Have you ever noticed how much testosterone surrounds the making of dry martinis? Why? James Bond? A man is made a man by slugging gin almost straight? Here’s the High WASP way. If you like gin, just drink it. We say, “I’ll have my gin now.” We don’t pretend to be doing anything else.
I myself love a good martini. But I like it good and wet. Girly, if you will. I spent enough years in sales to feel quite comfortable with my testosterone levels, thank you very much.

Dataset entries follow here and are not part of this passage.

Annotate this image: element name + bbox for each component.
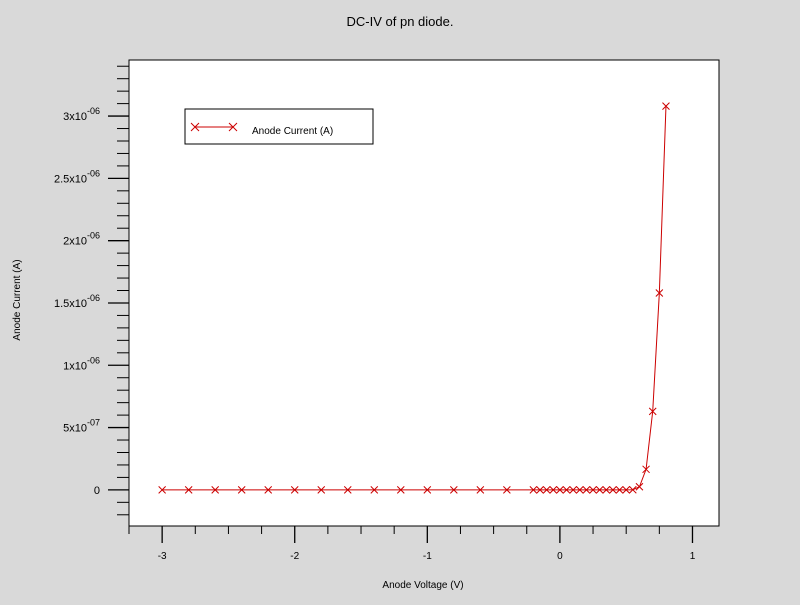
- y-tick-exponent: -06: [87, 231, 100, 241]
- legend-label: Anode Current (A): [252, 126, 333, 137]
- x-tick-label: -2: [290, 551, 299, 562]
- y-tick-mantissa: 5x10: [63, 423, 87, 435]
- legend: Anode Current (A): [185, 109, 373, 144]
- y-tick-mantissa: 2x10: [63, 236, 87, 248]
- y-tick-label: 0: [94, 485, 100, 497]
- x-axis: -3 -2 -1 0 1: [129, 526, 696, 562]
- y-tick-mantissa: 1x10: [63, 360, 87, 372]
- y-tick-mantissa: 2.5x10: [54, 173, 87, 185]
- y-axis: 05x10-071x10-061.5x10-062x10-062.5x10-06…: [54, 66, 129, 515]
- x-tick-label: -1: [423, 551, 432, 562]
- y-tick-exponent: -06: [87, 168, 100, 178]
- y-tick-label: 2.5x10-06: [54, 168, 100, 185]
- y-axis-label: Anode Current (A): [12, 259, 23, 340]
- y-tick-label: 2x10-06: [63, 231, 100, 248]
- y-tick-exponent: -06: [87, 355, 100, 365]
- y-tick-mantissa: 0: [94, 485, 100, 497]
- x-tick-label: 0: [557, 551, 563, 562]
- x-tick-label: 1: [690, 551, 696, 562]
- x-axis-label: Anode Voltage (V): [382, 580, 463, 591]
- y-tick-label: 3x10-06: [63, 106, 100, 123]
- y-tick-exponent: -06: [87, 293, 100, 303]
- y-tick-label: 1x10-06: [63, 355, 100, 372]
- y-tick-label: 5x10-07: [63, 418, 100, 435]
- y-tick-exponent: -07: [87, 418, 100, 428]
- chart-title: DC-IV of pn diode.: [347, 14, 454, 29]
- x-tick-label: -3: [158, 551, 167, 562]
- y-tick-mantissa: 1.5x10: [54, 298, 87, 310]
- y-tick-mantissa: 3x10: [63, 111, 87, 123]
- y-tick-exponent: -06: [87, 106, 100, 116]
- y-tick-label: 1.5x10-06: [54, 293, 100, 310]
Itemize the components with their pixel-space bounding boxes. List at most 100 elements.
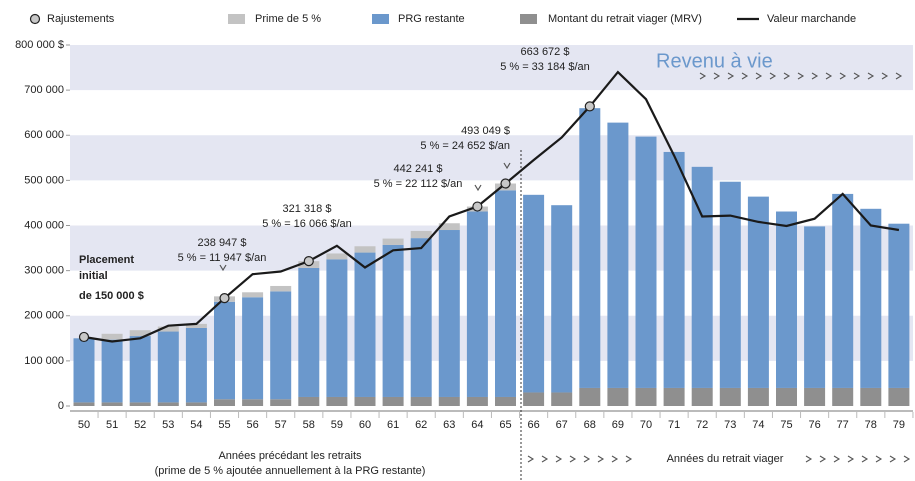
legend-swatch [29,13,41,25]
adjustment-point [472,201,483,212]
bar-segment [214,301,235,400]
legend-swatch [520,14,537,24]
bar-segment [804,226,826,388]
bar-segment [579,387,601,406]
bar-segment [157,326,179,332]
bar-segment [635,387,657,406]
chevron-right [895,72,903,80]
bar-segment [832,193,854,388]
bar-segment [551,205,573,393]
annotation: de 150 000 $ [79,290,144,302]
bar-segment [73,338,95,403]
chevron-right [713,72,721,80]
bar-segment [804,387,826,406]
x-tick-label: 56 [246,419,258,431]
bar-segment [185,402,207,406]
adjustment-point [303,256,314,267]
chevron-right [811,72,819,80]
bar-segment [495,190,516,397]
x-tick-label: 65 [499,419,511,431]
x-tick-label: 67 [556,419,568,431]
adjustment-point [78,331,90,343]
background-band [70,225,913,271]
y-tick-label: 700 000 [24,84,64,96]
bar-segment [101,333,123,340]
bar-segment [129,402,151,406]
annotation: Placement [79,254,134,266]
bar-segment [607,122,629,388]
x-tick-label: 75 [780,419,792,431]
x-tick-label: 70 [640,419,652,431]
bar-segment [719,181,741,388]
bar-segment [635,136,657,388]
bar-segment [410,238,432,397]
bar-segment [888,387,910,406]
bar-segment [326,396,348,406]
bar-segment [129,330,151,337]
chevron-right [833,455,841,463]
chevron-right [597,455,605,463]
chevron-right [825,72,833,80]
x-tick-label: 69 [612,419,624,431]
bar-segment [495,396,516,406]
annotation: initial [79,270,108,282]
bar-segment [242,292,264,298]
bar-segment [438,223,460,231]
bar-segment [270,285,292,292]
bar-segment [888,223,910,388]
legend-label: Valeur marchande [767,13,856,25]
bar-segment [298,267,320,397]
bar-segment [382,238,404,245]
x-tick-label: 60 [359,419,371,431]
annotation: 321 318 $ [283,203,332,215]
bar-segment [860,208,882,388]
bar-segment [438,230,460,397]
annotation: 493 049 $ [461,125,510,137]
x-axis-label: Années du retrait viager [667,453,784,465]
legend-label: Rajustements [47,13,115,25]
bar-segment [410,230,432,239]
chevron-right [847,455,855,463]
chevron-right [805,455,813,463]
chevron-right [797,72,805,80]
chevron-down [219,264,227,272]
legend-label: Montant du retrait viager (MRV) [548,13,702,25]
x-tick-label: 76 [808,419,820,431]
x-tick-label: 57 [275,419,287,431]
x-axis-label: (prime de 5 % ajoutée annuellement à la … [155,465,426,477]
chevron-right [903,455,911,463]
chevron-right [881,72,889,80]
chevron-right [625,455,633,463]
bar-segment [747,387,769,406]
annotation: 5 % = 24 652 $/an [420,140,510,152]
x-tick-label: 52 [134,419,146,431]
bar-segment [466,211,488,397]
bar-segment [326,253,348,260]
chevron-right [699,72,707,80]
bar-segment [129,336,151,403]
bar-segment [157,402,179,406]
bar-segment [663,387,685,406]
bar-segment [382,396,404,406]
adjustment-point [584,101,595,112]
x-tick-label: 78 [865,419,877,431]
bar-segment [860,387,882,406]
chevron-right [611,455,619,463]
bar-segment [185,327,207,403]
x-tick-label: 55 [218,419,230,431]
bar-segment [747,196,769,388]
bar-segment [214,399,235,406]
chevron-right [819,455,827,463]
bar-segment [691,166,713,388]
y-tick-label: 0 [58,400,64,412]
x-tick-label: 62 [415,419,427,431]
chevron-right [727,72,735,80]
bar-segment [719,387,741,406]
chevron-down [474,184,482,192]
bar-segment [242,399,264,406]
bar-segment [185,323,207,328]
chevron-right [875,455,883,463]
background-band [70,315,913,361]
bar-segment [776,211,797,388]
background-band [70,135,913,181]
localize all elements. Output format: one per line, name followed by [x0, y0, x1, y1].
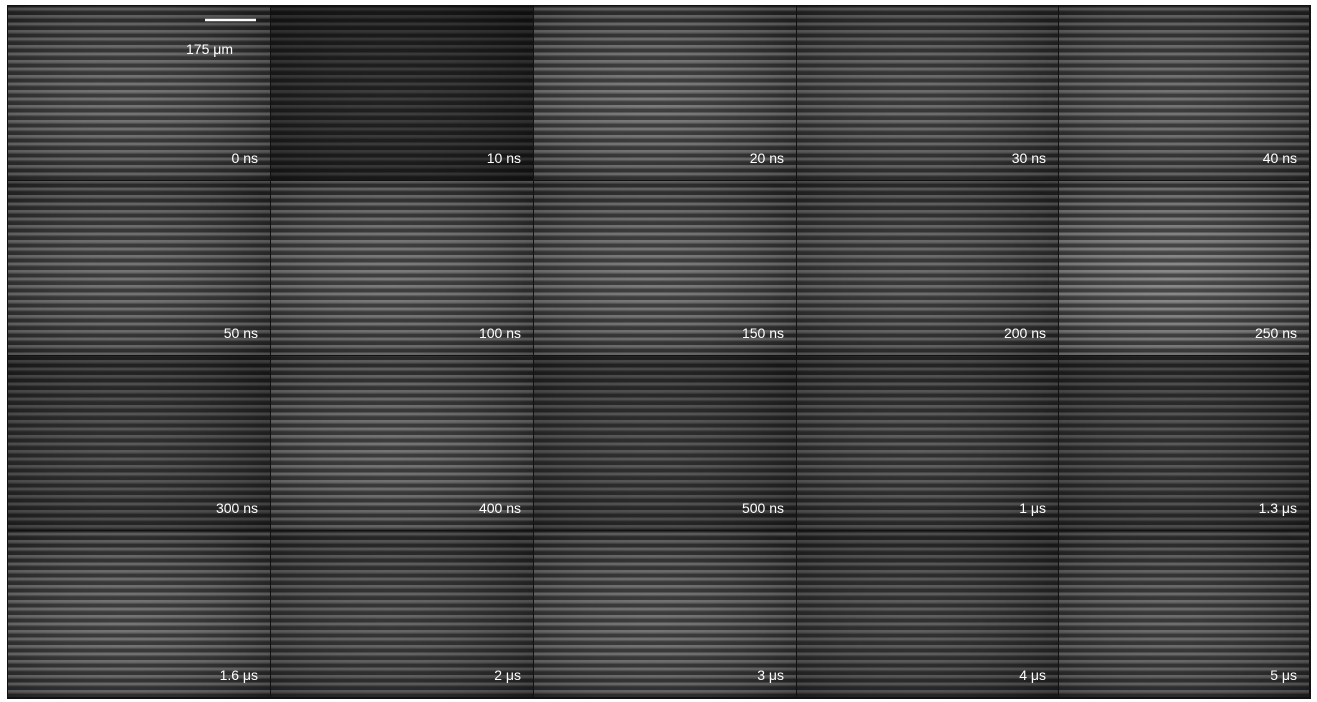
time-label: 400 ns: [479, 500, 521, 516]
image-panel: 200 ns: [797, 181, 1058, 355]
image-panel: 250 ns: [1059, 181, 1309, 355]
image-panel: 1.3 μs: [1059, 356, 1309, 530]
image-panel: 30 ns: [797, 6, 1058, 180]
image-panel: 50 ns: [8, 181, 270, 355]
time-label: 5 μs: [1270, 667, 1297, 683]
time-label: 20 ns: [750, 150, 784, 166]
scale-bar-label: 175 μm: [186, 41, 233, 57]
image-panel: 10 ns: [271, 6, 533, 180]
image-panel: 500 ns: [534, 356, 796, 530]
time-label: 500 ns: [742, 500, 784, 516]
time-label: 50 ns: [224, 325, 258, 341]
image-panel: 4 μs: [797, 531, 1058, 697]
time-label: 1 μs: [1019, 500, 1046, 516]
image-panel: 1 μs: [797, 356, 1058, 530]
time-label: 2 μs: [494, 667, 521, 683]
image-panel: 5 μs: [1059, 531, 1309, 697]
time-label: 100 ns: [479, 325, 521, 341]
figure: 0 ns 10 ns 20 ns 30 ns 40 ns 50 ns 100 ns 150 n…: [0, 0, 1317, 702]
image-panel: 20 ns: [534, 6, 796, 180]
image-panel: 0 ns: [8, 6, 270, 180]
time-label: 10 ns: [487, 150, 521, 166]
image-panel: 300 ns: [8, 356, 270, 530]
image-panel: 3 μs: [534, 531, 796, 697]
time-label: 150 ns: [742, 325, 784, 341]
time-label: 1.6 μs: [220, 667, 258, 683]
image-panel: 2 μs: [271, 531, 533, 697]
image-panel: 150 ns: [534, 181, 796, 355]
time-label: 200 ns: [1004, 325, 1046, 341]
image-panel: 100 ns: [271, 181, 533, 355]
image-panel: 1.6 μs: [8, 531, 270, 697]
time-label: 3 μs: [757, 667, 784, 683]
time-label: 30 ns: [1012, 150, 1046, 166]
time-label: 0 ns: [232, 150, 258, 166]
image-panel: 400 ns: [271, 356, 533, 530]
time-label: 4 μs: [1019, 667, 1046, 683]
time-label: 40 ns: [1263, 150, 1297, 166]
time-label: 300 ns: [216, 500, 258, 516]
image-panel: 40 ns: [1059, 6, 1309, 180]
time-label: 250 ns: [1255, 325, 1297, 341]
time-label: 1.3 μs: [1259, 500, 1297, 516]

Here’s the thing. Girly martinis are much better for entertaining than the Sean Connery variety. We decorate our martinis – and drink decor makes a great conversation starter. Additional vermouth means lower alcohol content, which means the conversation can, in fact, continue.
How do you make a girly martini? First, you need whimsical toothpicks. If you think this makes your martini into a Cosmo I can’t help you. I got my toothpicks from our very own Muffy Martini’s Etsy shop, Beachy Baubles.
Then you need olives. Anything called Santa Barbara is my friend.
As far as chilling, stirring, and the other martini athleticism? Keep the gin and vermouth in your fridge,
TO make a girly martini, pour gin into your glass. Tuxedo jacket optional. Junipero tastes like berries. And yes, OK, they’re juniper, but a berry is a berry. Add some vermouth. I like at least a tablespoon. Then I wave toothpicked olives through the mixture. It’s good enough. At my age I’ve learned to cherish good enough. It’s another friend.
Estrogen-dependent perhaps, but delicious. And how cute is that little shell, peeping out of its chilled cocktail bath? I know it’s only Monday. Let’s say this is something to look forward to.